One of the times when I was at a veterinary conference, one of my smoke detectors had the low battery chirp start. My dad was staying at the house watching all the pets and he called as the dogs were following him around and driving him crazy. He had checked all the smoke detectors and still hadn't found the one with the low battery. I like to have a smoke detector in
almost every room in the house. In fact some rooms get two smoke detectors as well as a carbon monoxide detector. So when the battery goes dead in one of the devices, it can take awhile to find which one is out, with the dogs following me from room to room while I try to find where the beep is coming from.
As I only change the batteries in the smoke detectors when I hear the beeping, I have come to recognize the agitated and anxious look on the dogs' faces when a battery is low. However, some of my clients are better at changing batteries, so may not realize just how irritating the low battery alert of the smoke detector can be to some dogs.
One of my clients brought in her dog for a sudden behavior change. Mocha is a 6 year old boxer cross. She'd lived with her owner since she was a puppy and her owner had never seen behavior such as this. She told me that it came on suddenly and now Mocha was acting insecure and following her all about the house and acting nervous. The behavior had been occurring for the
last couple of days. Mocha was still eating and drinking normally, but was no longer able to be by herself. The owner said Mocha was even following her into the bathroom and trying to get in the shower with her.
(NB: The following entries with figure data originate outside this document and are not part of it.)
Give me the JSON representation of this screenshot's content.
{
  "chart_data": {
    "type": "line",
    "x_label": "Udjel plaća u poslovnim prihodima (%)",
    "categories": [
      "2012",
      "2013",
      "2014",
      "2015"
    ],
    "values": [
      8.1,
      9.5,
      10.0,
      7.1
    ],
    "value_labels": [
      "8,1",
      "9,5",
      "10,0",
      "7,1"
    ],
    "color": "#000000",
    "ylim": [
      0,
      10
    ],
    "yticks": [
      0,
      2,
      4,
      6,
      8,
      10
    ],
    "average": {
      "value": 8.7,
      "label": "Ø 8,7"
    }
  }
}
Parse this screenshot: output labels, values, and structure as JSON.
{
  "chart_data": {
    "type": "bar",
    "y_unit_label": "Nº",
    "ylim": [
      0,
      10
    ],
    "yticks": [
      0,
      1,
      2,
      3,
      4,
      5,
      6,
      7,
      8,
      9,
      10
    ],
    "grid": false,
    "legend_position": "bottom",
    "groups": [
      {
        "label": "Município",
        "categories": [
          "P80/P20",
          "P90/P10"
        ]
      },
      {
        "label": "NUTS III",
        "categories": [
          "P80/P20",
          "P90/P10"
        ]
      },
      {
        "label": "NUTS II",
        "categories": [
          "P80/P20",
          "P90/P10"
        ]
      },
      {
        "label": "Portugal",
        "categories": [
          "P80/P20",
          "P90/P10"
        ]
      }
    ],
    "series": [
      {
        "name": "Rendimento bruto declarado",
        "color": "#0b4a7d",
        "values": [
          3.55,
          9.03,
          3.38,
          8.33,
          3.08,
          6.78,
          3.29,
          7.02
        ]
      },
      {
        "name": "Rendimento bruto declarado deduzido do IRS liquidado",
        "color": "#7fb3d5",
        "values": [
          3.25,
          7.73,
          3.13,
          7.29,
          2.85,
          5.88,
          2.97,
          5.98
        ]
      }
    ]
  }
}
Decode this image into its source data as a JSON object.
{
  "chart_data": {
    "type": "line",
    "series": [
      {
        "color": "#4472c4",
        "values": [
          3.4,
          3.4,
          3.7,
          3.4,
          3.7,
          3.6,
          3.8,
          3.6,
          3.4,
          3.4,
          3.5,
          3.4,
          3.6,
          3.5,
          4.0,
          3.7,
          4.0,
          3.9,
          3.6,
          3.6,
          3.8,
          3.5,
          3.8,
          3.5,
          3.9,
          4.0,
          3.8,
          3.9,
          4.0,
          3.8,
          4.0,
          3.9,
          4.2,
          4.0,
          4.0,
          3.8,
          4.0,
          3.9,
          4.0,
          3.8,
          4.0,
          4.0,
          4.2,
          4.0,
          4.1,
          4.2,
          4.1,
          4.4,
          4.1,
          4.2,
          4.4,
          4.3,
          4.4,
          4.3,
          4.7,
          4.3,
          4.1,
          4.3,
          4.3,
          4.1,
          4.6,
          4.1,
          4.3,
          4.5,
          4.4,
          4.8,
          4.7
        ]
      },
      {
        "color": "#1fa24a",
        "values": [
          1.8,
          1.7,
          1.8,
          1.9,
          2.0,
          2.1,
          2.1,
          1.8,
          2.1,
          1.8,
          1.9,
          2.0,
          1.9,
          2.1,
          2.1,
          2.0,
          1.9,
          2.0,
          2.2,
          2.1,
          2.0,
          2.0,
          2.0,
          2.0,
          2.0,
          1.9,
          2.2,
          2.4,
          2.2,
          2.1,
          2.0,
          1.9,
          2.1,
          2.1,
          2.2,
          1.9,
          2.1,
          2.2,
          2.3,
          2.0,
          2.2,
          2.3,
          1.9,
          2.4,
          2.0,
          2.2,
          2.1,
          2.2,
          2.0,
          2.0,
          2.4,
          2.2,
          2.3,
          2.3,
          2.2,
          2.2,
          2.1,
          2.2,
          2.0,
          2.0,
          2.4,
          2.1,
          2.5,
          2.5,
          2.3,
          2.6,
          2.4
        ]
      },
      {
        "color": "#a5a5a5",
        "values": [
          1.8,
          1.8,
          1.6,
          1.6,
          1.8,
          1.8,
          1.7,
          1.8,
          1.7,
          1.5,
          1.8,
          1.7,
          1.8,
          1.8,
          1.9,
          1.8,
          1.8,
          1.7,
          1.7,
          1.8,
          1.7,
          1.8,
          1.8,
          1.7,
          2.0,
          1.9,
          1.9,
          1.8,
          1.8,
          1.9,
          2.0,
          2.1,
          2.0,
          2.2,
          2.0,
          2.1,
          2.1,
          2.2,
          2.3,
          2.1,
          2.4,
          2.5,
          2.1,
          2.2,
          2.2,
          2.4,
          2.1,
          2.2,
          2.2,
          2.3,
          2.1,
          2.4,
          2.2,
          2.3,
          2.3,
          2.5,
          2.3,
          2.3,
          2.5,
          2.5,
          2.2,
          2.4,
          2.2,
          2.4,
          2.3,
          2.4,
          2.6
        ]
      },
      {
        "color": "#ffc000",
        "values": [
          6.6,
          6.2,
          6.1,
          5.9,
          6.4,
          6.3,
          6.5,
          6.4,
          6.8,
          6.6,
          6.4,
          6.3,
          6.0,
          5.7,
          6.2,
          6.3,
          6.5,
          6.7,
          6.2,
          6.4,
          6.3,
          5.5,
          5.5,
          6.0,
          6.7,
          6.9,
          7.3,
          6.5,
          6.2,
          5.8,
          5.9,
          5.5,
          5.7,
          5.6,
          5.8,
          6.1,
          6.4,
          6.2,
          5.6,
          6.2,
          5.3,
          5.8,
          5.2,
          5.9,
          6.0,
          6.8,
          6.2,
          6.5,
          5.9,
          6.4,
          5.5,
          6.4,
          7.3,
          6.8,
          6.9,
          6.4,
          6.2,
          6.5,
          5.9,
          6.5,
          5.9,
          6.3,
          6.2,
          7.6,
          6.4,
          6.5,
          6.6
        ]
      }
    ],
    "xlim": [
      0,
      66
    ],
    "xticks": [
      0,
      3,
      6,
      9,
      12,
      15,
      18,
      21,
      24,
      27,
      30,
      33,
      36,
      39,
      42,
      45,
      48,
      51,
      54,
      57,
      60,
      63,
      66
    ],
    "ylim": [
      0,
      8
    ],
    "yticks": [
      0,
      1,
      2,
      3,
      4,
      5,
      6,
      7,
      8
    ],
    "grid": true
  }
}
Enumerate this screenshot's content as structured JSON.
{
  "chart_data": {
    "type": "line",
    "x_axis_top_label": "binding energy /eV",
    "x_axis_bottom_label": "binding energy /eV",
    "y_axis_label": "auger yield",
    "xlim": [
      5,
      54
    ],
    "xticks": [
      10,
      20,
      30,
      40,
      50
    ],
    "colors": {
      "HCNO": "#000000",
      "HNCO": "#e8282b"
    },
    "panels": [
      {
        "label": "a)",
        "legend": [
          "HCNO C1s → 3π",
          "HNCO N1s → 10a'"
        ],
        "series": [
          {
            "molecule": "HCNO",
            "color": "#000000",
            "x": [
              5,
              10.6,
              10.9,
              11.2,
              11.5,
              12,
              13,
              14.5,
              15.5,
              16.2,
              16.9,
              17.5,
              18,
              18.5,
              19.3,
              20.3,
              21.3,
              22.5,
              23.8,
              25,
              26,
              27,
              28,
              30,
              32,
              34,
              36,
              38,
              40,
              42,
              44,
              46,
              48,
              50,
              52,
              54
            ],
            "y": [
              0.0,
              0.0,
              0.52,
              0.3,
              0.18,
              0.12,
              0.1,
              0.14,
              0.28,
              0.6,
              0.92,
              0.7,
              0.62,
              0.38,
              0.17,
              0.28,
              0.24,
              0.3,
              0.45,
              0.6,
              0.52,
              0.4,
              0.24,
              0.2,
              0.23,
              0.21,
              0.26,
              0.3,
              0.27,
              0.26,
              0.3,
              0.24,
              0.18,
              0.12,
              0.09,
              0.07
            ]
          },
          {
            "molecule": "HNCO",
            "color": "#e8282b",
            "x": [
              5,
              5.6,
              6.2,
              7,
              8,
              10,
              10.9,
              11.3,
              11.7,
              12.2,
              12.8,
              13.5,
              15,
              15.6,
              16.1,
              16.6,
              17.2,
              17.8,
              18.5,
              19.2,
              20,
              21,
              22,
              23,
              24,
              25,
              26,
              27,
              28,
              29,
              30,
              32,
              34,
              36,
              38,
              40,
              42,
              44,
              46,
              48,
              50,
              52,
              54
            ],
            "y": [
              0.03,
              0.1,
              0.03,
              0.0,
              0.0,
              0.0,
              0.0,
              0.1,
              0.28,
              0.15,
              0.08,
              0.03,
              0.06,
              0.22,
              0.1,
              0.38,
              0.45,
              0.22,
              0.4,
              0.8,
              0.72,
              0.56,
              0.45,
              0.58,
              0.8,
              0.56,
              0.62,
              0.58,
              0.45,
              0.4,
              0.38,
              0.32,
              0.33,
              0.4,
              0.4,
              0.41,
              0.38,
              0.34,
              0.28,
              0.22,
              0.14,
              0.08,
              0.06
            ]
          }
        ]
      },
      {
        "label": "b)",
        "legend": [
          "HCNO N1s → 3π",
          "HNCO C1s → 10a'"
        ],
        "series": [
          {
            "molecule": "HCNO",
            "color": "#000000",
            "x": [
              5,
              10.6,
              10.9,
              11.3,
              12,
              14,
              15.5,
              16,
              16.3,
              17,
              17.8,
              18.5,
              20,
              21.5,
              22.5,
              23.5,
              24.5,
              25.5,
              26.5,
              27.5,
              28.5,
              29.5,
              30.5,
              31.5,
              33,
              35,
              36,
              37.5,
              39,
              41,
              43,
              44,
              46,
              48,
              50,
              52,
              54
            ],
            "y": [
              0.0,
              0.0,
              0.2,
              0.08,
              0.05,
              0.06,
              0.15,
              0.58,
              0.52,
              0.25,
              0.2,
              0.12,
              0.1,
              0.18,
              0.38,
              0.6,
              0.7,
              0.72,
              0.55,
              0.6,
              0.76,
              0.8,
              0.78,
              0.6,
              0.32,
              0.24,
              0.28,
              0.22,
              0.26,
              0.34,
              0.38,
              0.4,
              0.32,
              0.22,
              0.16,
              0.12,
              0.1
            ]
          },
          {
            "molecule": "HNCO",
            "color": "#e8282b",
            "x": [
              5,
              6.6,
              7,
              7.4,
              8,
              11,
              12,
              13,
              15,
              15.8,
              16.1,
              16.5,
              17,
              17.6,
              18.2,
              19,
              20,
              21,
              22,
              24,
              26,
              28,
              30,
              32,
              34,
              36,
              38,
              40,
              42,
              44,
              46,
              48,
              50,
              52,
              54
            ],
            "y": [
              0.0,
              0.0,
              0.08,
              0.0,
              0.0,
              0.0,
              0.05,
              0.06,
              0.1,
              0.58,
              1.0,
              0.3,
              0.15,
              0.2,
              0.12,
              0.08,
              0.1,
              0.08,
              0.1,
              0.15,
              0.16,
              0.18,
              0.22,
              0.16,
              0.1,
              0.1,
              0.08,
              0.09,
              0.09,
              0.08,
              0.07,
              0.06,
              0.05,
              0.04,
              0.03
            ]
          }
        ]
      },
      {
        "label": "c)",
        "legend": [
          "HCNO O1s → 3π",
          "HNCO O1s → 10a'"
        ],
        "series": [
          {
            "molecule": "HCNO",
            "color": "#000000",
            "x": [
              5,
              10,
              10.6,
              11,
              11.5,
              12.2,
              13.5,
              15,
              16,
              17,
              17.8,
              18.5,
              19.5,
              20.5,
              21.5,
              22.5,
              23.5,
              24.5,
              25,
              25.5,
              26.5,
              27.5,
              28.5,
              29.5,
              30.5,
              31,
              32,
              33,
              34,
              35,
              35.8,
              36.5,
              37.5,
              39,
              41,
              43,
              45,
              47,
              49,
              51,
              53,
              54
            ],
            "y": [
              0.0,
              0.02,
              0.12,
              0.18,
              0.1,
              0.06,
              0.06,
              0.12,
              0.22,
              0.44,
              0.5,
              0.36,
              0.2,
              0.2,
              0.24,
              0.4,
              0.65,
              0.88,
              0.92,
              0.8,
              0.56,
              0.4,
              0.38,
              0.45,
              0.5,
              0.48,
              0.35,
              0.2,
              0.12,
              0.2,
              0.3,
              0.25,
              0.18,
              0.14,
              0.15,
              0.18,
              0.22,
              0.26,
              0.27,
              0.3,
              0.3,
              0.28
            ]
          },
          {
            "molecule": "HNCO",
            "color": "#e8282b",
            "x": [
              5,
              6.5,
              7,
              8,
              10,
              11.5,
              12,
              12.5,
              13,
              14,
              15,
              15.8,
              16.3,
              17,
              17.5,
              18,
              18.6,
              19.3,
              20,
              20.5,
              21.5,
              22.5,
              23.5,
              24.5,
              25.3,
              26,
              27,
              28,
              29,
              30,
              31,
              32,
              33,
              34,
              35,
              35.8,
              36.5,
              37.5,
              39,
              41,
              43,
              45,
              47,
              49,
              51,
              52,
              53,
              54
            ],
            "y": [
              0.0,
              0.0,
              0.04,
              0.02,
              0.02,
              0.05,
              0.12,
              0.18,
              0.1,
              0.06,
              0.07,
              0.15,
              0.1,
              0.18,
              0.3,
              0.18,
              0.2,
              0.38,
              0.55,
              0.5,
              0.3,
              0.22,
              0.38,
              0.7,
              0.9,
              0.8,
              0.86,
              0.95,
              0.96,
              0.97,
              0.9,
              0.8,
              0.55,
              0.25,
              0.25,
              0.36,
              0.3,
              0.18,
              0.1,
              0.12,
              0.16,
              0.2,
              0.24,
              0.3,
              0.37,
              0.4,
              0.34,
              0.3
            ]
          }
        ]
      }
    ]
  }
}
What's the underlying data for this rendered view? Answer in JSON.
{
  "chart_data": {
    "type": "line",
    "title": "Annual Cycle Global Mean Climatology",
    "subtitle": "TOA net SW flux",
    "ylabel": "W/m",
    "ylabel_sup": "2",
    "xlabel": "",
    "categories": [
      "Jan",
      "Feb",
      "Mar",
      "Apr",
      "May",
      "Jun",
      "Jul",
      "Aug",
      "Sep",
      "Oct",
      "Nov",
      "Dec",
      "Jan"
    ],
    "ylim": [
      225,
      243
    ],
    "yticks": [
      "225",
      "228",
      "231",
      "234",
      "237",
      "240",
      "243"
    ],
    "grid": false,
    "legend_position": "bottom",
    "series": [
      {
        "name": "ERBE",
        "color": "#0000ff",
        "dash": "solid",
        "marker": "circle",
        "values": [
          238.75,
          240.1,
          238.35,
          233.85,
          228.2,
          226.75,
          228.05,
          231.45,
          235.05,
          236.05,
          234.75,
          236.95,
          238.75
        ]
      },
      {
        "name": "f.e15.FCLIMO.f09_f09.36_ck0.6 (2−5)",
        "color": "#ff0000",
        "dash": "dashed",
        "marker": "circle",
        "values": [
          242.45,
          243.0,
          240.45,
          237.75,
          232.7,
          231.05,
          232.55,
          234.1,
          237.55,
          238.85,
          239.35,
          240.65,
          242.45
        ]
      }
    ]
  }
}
After a normal physical exam, I continued asking the owner questions about whether there were any new people in the house or new pets or other things that could be making Mocha nervous. The owner couldn't think of anything that would be causing the behavior change. After further discussion, we decided to pull blood and submit it for analysis. Infection, thyroid disease,
and other problems can initially present as behavioral problems. Mocha’s physical exam was normal, so I felt it was unlikely that she had a physical illness. As it was an evening appointment, the blood tests wouldn't get sent out until the next day, so it would be two days before I would have results. I instructed Mocha's owner to call me if Mocha started to act sick or show
a worsening of signs.
Two days later, I called Mocha's owner to let her know that the blood tests were normal and I didn't see a reason for Mocha's behavior change. As I started discussing options for referral to either a behaviorist or a neurologist, Mocha's owner interrupted me to say the behavior had resolved. Apparently she had forgotten to change the battery in her smoke detector and while
she didn't notice the beeping for a few days, it was driving Mocha crazy. After the owner changed the smoke detector battery, Mocha’s behavior returned to normal.
So be sure to change the batteries in your smoke detector. Alternatively, only buy smoke detectors with the built in 10-year long battery life. While the annoying little beep of a low battery may be a simple reminder for you, it can make your dog neurotic and get you an unnecessary vet bill.